Recueillis par Safaa KSAANI

Ouvrage collectif

De quoi serons-nous riches, demain ? les coachs témoignent

“Nous serons riches de beaucoup de choses. Notre bourse est bien pleine”, explique Mme Nezha Hami-Eddine Echaïri. 

Citoyens et coachs sont les témoins privilégiés d’une extraordinaire période de redistribution des cartes à tous les niveaux : individuel, collectif, national, supranational et global, nous affirme-t-elle. Sur le plan individuel, les gens ont appris à vivre avec moins de fioritures. Les coachs, quant à eux, ont appris à être plus dans l’immédiateté, à ne pas avoir de projet et à prendre ce qui adviendra. Au niveau collectif, en entreprise, “nous avons appris à intégrer de nouvelles façons de gérer : moins de contrôle et plus de confiance”, précise-telle.

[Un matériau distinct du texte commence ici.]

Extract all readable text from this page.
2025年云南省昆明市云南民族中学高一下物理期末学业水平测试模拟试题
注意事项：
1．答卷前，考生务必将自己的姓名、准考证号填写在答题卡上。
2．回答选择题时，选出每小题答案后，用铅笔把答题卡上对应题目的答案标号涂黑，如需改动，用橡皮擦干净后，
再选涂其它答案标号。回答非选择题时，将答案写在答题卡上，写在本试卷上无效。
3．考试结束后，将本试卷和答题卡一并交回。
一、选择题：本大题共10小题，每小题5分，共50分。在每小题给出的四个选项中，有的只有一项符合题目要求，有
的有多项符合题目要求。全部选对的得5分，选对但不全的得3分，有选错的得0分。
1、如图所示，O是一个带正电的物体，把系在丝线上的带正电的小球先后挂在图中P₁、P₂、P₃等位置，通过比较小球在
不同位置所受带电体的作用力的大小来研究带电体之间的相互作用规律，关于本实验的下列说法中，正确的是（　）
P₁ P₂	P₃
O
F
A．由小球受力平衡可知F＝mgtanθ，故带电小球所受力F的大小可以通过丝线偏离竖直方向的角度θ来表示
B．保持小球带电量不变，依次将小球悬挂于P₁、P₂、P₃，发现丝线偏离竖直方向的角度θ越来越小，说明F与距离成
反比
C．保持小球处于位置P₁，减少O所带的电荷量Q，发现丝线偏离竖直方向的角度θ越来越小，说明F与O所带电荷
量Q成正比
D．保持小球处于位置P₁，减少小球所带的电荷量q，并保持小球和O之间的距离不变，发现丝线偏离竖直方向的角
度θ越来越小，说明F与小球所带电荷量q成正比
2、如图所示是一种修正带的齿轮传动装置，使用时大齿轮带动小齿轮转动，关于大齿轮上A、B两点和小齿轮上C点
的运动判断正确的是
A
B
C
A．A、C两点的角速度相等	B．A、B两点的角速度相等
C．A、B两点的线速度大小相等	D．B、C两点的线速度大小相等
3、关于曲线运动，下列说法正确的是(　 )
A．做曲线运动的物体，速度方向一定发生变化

Les priorités, tant éludées, se sont imposées à nous et “les Etats doivent se recentrer sur leurs missions régaliennes : santé, enseignement et justice”, nous explique-t-elle. Au niveau supranational, l’ampleur de la pandémie a permis de prendre conscience de la folle course de la production. “Les relocalisations seront très importantes après la pandémie”, promet-elle. Enfin, dans le globe, la nature a repris ses droits. “J’ai été émue de voir, par endroits la nature, qui était tapie à cause de l’hégémonie de l’homme, a pu « respirer » et « s’expandre », se réjouit-elle.

S. K. 

Repères

Un livre où des coachs se livrent sans voile
Ils étaient trente-deux coachs de sept pays différents à accepter de mettre en commun leurs expertises pour éditer l’ouvrage collectif intitulé «De quoi seronsnous riches, demain?», chez la Maison Agora. Une collection de perceptions, de ressentis et de projections, où ces coachs ont accepté de se dévoiler et laisser parler leur sensibilité, leur fragilité et leur humanité, lit-on dans un communiqué publié par Mme Nezha Echaïri.
Covid : Enquête sur les revenus des coachs
Pour évaluer l’impact de la pandémie sur les coachs, ICF global (International Coach Federation) a mené une enquête qui a révélé que 86% des coachs interrogés ont déclaré avoir enregistré une baisse de leurs revenus. Pour rappel, ICF global est une fédération qui représente, défend et fait la promotion du coaching professionnel. Elle regroupe 35.000 coachs professionnels issus de plus de 140 pays et territoires.
Le «Life Coaching Program» accrédité par l’ICF
Coaching Lab Academy est la première formation Made In Morocco à recevoir l’accréditation de l’International Coaching Federation pour son programme «Life Coaching Program». Ce dernier propose une formation professionnelle aux standards internationaux du métier de coaching. L’objectif étant d’outiller les futurs coachs avec les meilleures techniques & approches d’accompagnement selon les standards d’ICF. Le programme se déroule sur un an en 160 heures de formation en apprentissage direct et 360 heures de travail supervisé, des stages, de la pratique, de la supervision opérationnelle, de la recherche et une soutenance.